Assignée à résidence... Cela faisait quelques mois que j’étais cloitrée dans cette fichue propriété ! Je commence à devenir folle. Non mais vous imaginez Sumire Yamiyo être cloitrée chez elle ?! C’est impossible ! Je suis en train de m’arracher les cheveux là ! Les seules choses que ma famille m’autorise de faire c’est des balades –
trop courtes – dans le jardin, des cérémonies de thé et de l’Ikebana. On dirait que je suis une pauvre poupée en porcelaine qui va se briser si je tente quoique ce soit. Mes blessures sont guérie c’est bon vous pouvez me lâcher les baskets maintenant !... voila que je parle toute seule...
~*~
Ma mémoire était encore floue. A chaque fois que j’essayais de me remémorer ce qui c’était exactement passé cet été... une insupportable migraine me vrillait la tête. Mais je suis du genre butée alors j’insiste encore et encore... Afin de me détendre un peu je me suis consacrée à la pratique de l’Ikebana. Toute jeune fille de bonne famille se doit de savoir maitriser cet art floral.
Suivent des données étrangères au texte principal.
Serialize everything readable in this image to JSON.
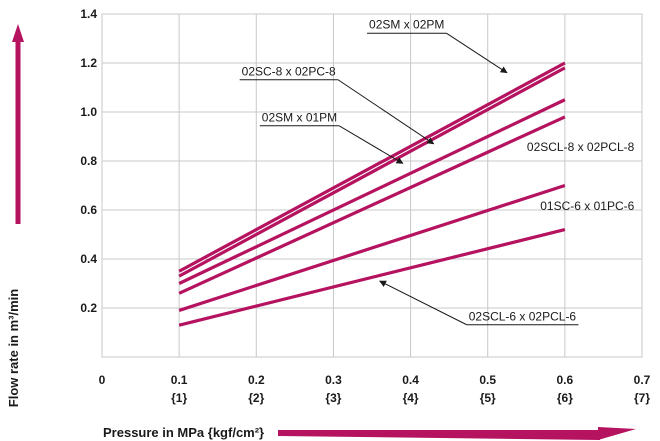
{
  "chart_data": {
    "type": "line",
    "xlabel": "Pressure in MPa {kgf/cm²}",
    "ylabel": "Flow rate in m³/min",
    "xlim": [
      0,
      0.7
    ],
    "ylim": [
      0,
      1.4
    ],
    "x_ticks": [
      {
        "value": 0,
        "label": "0",
        "sub": ""
      },
      {
        "value": 0.1,
        "label": "0.1",
        "sub": "{1}"
      },
      {
        "value": 0.2,
        "label": "0.2",
        "sub": "{2}"
      },
      {
        "value": 0.3,
        "label": "0.3",
        "sub": "{3}"
      },
      {
        "value": 0.4,
        "label": "0.4",
        "sub": "{4}"
      },
      {
        "value": 0.5,
        "label": "0.5",
        "sub": "{5}"
      },
      {
        "value": 0.6,
        "label": "0.6",
        "sub": "{6}"
      },
      {
        "value": 0.7,
        "label": "0.7",
        "sub": "{7}"
      }
    ],
    "y_ticks": [
      {
        "value": 0.2,
        "label": "0.2"
      },
      {
        "value": 0.4,
        "label": "0.4"
      },
      {
        "value": 0.6,
        "label": "0.6"
      },
      {
        "value": 0.8,
        "label": "0.8"
      },
      {
        "value": 1.0,
        "label": "1.0"
      },
      {
        "value": 1.2,
        "label": "1.2"
      },
      {
        "value": 1.4,
        "label": "1.4"
      }
    ],
    "grid": true,
    "line_color": "#b5125f",
    "axis_arrow_color": "#b5125f",
    "series": [
      {
        "name": "02SM x 02PM",
        "x": [
          0.1,
          0.6
        ],
        "y": [
          0.35,
          1.2
        ]
      },
      {
        "name": "02SC-8 x 02PC-8",
        "x": [
          0.1,
          0.6
        ],
        "y": [
          0.33,
          1.18
        ]
      },
      {
        "name": "",
        "x": [
          0.1,
          0.6
        ],
        "y": [
          0.3,
          1.05
        ]
      },
      {
        "name": "02SM x 01PM",
        "x": [
          0.1,
          0.6
        ],
        "y": [
          0.26,
          0.98
        ]
      },
      {
        "name": "01SC-6 x 01PC-6",
        "x": [
          0.1,
          0.6
        ],
        "y": [
          0.19,
          0.7
        ]
      },
      {
        "name": "02SCL-6 x 02PCL-6",
        "x": [
          0.1,
          0.6
        ],
        "y": [
          0.13,
          0.52
        ]
      }
    ],
    "annotations": [
      {
        "text": "02SM x 02PM",
        "series_index": 0,
        "label_x": 0.395,
        "label_y": 1.34,
        "target_x": 0.525,
        "target_y": 1.16,
        "underline": true,
        "anchor": "middle"
      },
      {
        "text": "02SC-8 x 02PC-8",
        "series_index": 1,
        "label_x": 0.242,
        "label_y": 1.15,
        "target_x": 0.43,
        "target_y": 0.87,
        "underline": true,
        "anchor": "middle"
      },
      {
        "text": "02SM x 01PM",
        "series_index": 3,
        "label_x": 0.256,
        "label_y": 0.962,
        "target_x": 0.39,
        "target_y": 0.79,
        "underline": true,
        "anchor": "middle"
      },
      {
        "text": "02SCL-8 x 02PCL-8",
        "series_index": -1,
        "label_x": 0.69,
        "label_y": 0.84,
        "anchor": "end"
      },
      {
        "text": "01SC-6 x 01PC-6",
        "series_index": -1,
        "label_x": 0.69,
        "label_y": 0.6,
        "anchor": "end"
      },
      {
        "text": "02SCL-6 x 02PCL-6",
        "series_index": 5,
        "label_x": 0.545,
        "label_y": 0.15,
        "target_x": 0.36,
        "target_y": 0.31,
        "underline": true,
        "anchor": "middle"
      }
    ]
  }
}
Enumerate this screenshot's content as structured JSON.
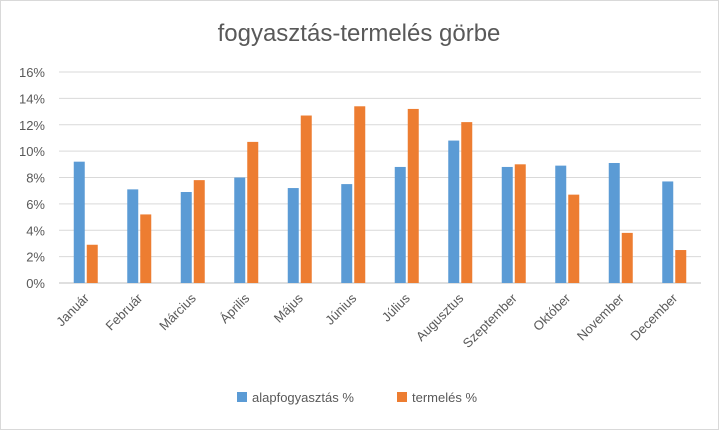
{
  "chart_data": {
    "type": "bar",
    "title": "fogyasztás-termelés görbe",
    "xlabel": "",
    "ylabel": "",
    "categories": [
      "Január",
      "Február",
      "Március",
      "Április",
      "Május",
      "Június",
      "Július",
      "Augusztus",
      "Szeptember",
      "Október",
      "November",
      "December"
    ],
    "series": [
      {
        "name": "alapfogyasztás %",
        "color": "#5b9bd5",
        "values": [
          9.2,
          7.1,
          6.9,
          8.0,
          7.2,
          7.5,
          8.8,
          10.8,
          8.8,
          8.9,
          9.1,
          7.7
        ]
      },
      {
        "name": "termelés %",
        "color": "#ed7d31",
        "values": [
          2.9,
          5.2,
          7.8,
          10.7,
          12.7,
          13.4,
          13.2,
          12.2,
          9.0,
          6.7,
          3.8,
          2.5
        ]
      }
    ],
    "ylim": [
      0,
      16
    ],
    "yticks": [
      0,
      2,
      4,
      6,
      8,
      10,
      12,
      14,
      16
    ],
    "ytick_suffix": "%",
    "grid": true,
    "legend_position": "bottom"
  }
}
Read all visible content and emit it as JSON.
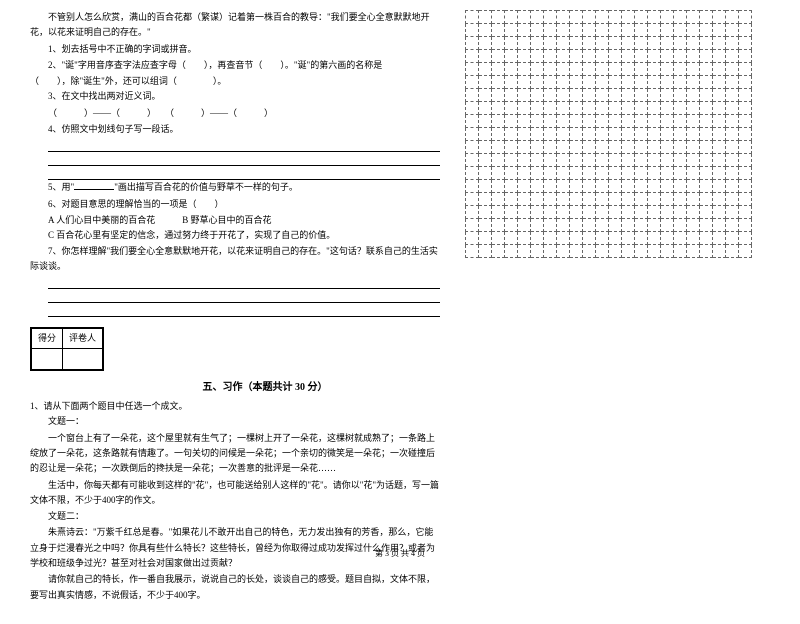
{
  "intro_para": "不管别人怎么欣赏，满山的百合花都（繁谋）记着第一株百合的教导：\"我们要全心全意默默地开花，以花来证明自己的存在。\"",
  "q1": "1、划去括号中不正确的字词或拼音。",
  "q2_a": "2、\"诞\"字用音序查字法应查字母（　　），再查音节（　　）。\"诞\"的第六画的名称是",
  "q2_b": "（　　），除\"诞生\"外，还可以组词（　　　　）。",
  "q3": "3、在文中找出两对近义词。",
  "q3_blanks": "（　　　）——（　　　）　　（　　　）——（　　　）",
  "q4": "4、仿照文中划线句子写一段话。",
  "q5_a": "5、用\"",
  "q5_b": "\"画出描写百合花的价值与野草不一样的句子。",
  "q6": "6、对题目意思的理解恰当的一项是（　　）",
  "q6_a": "A 人们心目中美丽的百合花",
  "q6_b": "B 野草心目中的百合花",
  "q6_c": "C 百合花心里有坚定的信念，通过努力终于开花了，实现了自己的价值。",
  "q7": "7、你怎样理解\"我们要全心全意默默地开花，以花来证明自己的存在。\"这句话？联系自己的生活实际谈谈。",
  "score_label_1": "得分",
  "score_label_2": "评卷人",
  "section5_title": "五、习作（本题共计 30 分）",
  "xz_intro": "1、请从下面两个题目中任选一个成文。",
  "xz_t1": "文题一：",
  "xz_t1_p1": "一个窗台上有了一朵花，这个屋里就有生气了；一棵树上开了一朵花，这棵树就成熟了；一条路上绽放了一朵花，这条路就有情趣了。一句关切的问候是一朵花；一个亲切的微笑是一朵花；一次碰撞后的忍让是一朵花；一次跌倒后的搀扶是一朵花；一次善意的批评是一朵花……",
  "xz_t1_p2": "生活中，你每天都有可能收到这样的\"花\"，也可能送给别人这样的\"花\"。请你以\"花\"为话题，写一篇文体不限，不少于400字的作文。",
  "xz_t2": "文题二：",
  "xz_t2_p1": "朱熹诗云：\"万紫千红总是春。\"如果花儿不敢开出自己的特色，无力发出独有的芳香，那么，它能立身于烂漫春光之中吗？你具有些什么特长？这些特长，曾经为你取得过成功发挥过什么作用？或者为学校和班级争过光？甚至对社会对国家做出过贡献？",
  "xz_t2_p2": "请你就自己的特长，作一番自我展示，说说自己的长处，谈谈自己的感受。题目自拟，文体不限，要写出真实情感，不说假话，不少于400字。",
  "footer": "第 3 页 共 4 页",
  "grid": {
    "rows": 19,
    "cols": 22
  }
}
Cela faisait déjà de nombreuses heures que je bataillais contre la plante qui se trouvait devant moi. Le calme et la sérénité sont très important durant cet exercice... et je dois me rendre à l’évidence je manquais cruellement de ces deux qualités ces derniers temps. Fermant les yeux, j’essayais de ne penser à rien, de vider totalement mon esprit. Les questions qui me troubler devaient disparaitre. Ma composition était presque finie... J’avais choisi des couleurs douces et chaleureuses. Une façon comme une autre d’oublier le froid de la saison hivernal. La composition aiguaierait la maison durant quelques jours. Un magnifique lys à coté de roses... entourant une branche d’orchidées sous le point d’éclore... plus qu’un ou deux coup de coupe et ce serait terminé. Ma main approcha la paire de ciseau d’un petit bourgeon, s’apprêtant à le couper après précaution quand... «
BAM » ! Mon stupide frère ainé trouva le moyen de débarquer avec son Bokken en bois et son kimono d’entrainement. Aucune délicatesse pour ouvrir les portes coulissantes ! Je me suis retournée lentement... lui lançant un regard noir et plein de reproches.
- Spoiler:
« Allez sœurette ! Va te changer ! Je vais te changer les idées moi ! »
« ... je croyais que tous efforts physique m’étaient interdit... »
« Au diable les médecins ! T’es en forme ! Allez bouge toi un peu sinon tu vas devenir vieille avant maman ! »...
C’en était trop. Je me suis jetée sur lui comme une furie pour plus donner un coup de poing mais il le para très facilement. Un sourire amusé se dessina sur ses lèvres alors que mon visage arborait un sourire crispé et passablement énervé. J’ai déposé ma composition sur un petit meuble... et je suis allée me changer en vitesse. Sora allait le regretter ! Fouillant dans mon armoire je sortis un hakama blanc et un keiko-gi de la même couleur... Au bout d’une dizaine de minutes –
le temps de me préparer – je retrouvais mon frère dans le Dojo familiale. Je me mettais immédiatement en position, mes deux mains enserrant avec force la poignée de mon Bokken. Un sourire heureux éclaira le visage de mon grand frère qui se mit à rire... Mais seulement durant quelque instant car ses expressions joyeuses furent rapidement remplacée par une impassibilité inquiétante. Nos pieds martelaient le plancher avec violence à chacun de nos assauts. Mes coups étaient à chaque fois contrés par la défense de mon frère dont le visage était totalement neutre. Apparemment il prenait cet entrainement avec beaucoup de sérieux. Les questions s’entrechoquaient dans mon esprit. Cela faisait longtemps que je ne m’étais pas entrainée... est ce que j’étais devenus faible ?! Alors que j’étais perdue dans mes pensées, le pied de Sora frappa le sol avec détermination et il poussa un cri... le Kiai... qui désigne la détermination de l’assaut du combattant. Mes yeux aperçurent l’ombre du sabre... ce dernier s’arrêta à quelque centimètres de mon visage. Fixant le bois... une goutte de sueur perla le long de mon cou... Un peu plus et j’avais le nez fracassé. Respirant lentement je m’écartais de mon frère. Ce dernier me fixait avec sérieux et une sorte d’inquiétude. Se massant le cou, il abaissa son Bokken.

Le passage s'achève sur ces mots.